A : A propos du sida, il y avait eu une histoire il y a quelques années lors d’une campagne de distribution de préservatifs dans des villages d’Afrique de l’Ouest. A la fin, les villageois avaient constaté que toutes les capotes distribuées étaient percées…
DR : Oui, voilà ! D’ailleurs je dis ça dans un de mes derniers morceaux : “Des fois j’aimerais être Rebeu juste pour faire plus peur que pitié”…
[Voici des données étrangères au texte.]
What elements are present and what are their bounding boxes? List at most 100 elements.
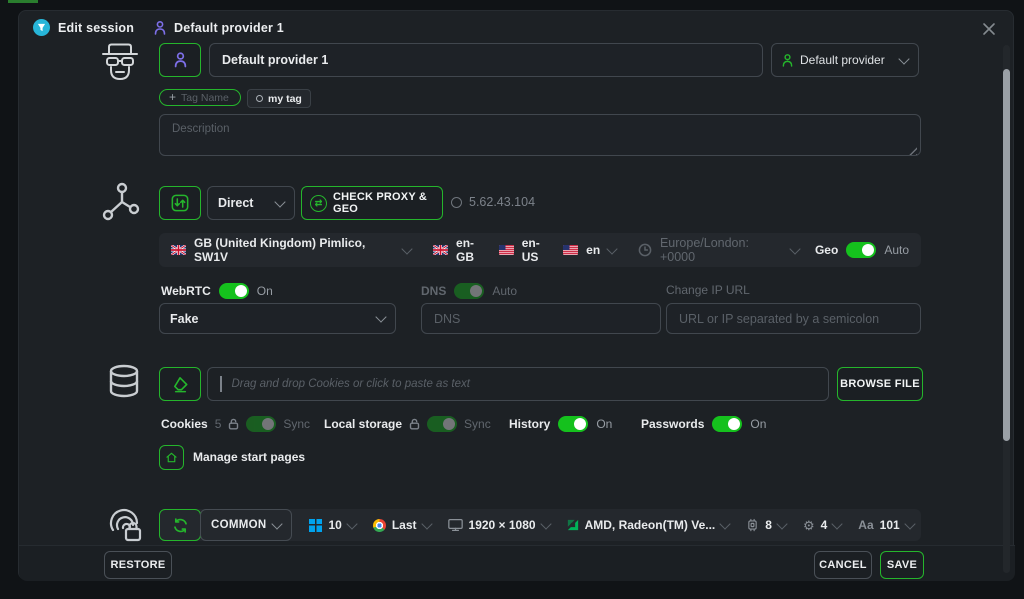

A : Exact. Tiens d’ailleurs ce serait bien que vous disiez un mot tous les deux sur la crudité de certaines de vos métaphores…
DR : Disons qu’au niveau du public, moi ce serait interdit aux moins de 16 ans et Esco aux moins de 18 ans, voire aux moins de 19 ans – inventons une catégorie !
EM : C’est faux, c’est faux, objection !
DR : Non mais… Après les rimes d’Esco c’est comme les miennes : faut réussir à comprendre pourquoi ces mots-là à ce moment-là, pourquoi les mecs vont aussi loin. En fait tout ça c’est propre aux Renois. Il y a beaucoup d’images, de dièse…
A : Oui mais entre s’exprimer comme ça dans le privé et le mettre sur le disque, il y avait jusqu’à il y a peu une sorte de palier qui est en train d’être franchi…
DR : Voilà ! Nous, nous nous exprimons de la même manière dans les deux cas.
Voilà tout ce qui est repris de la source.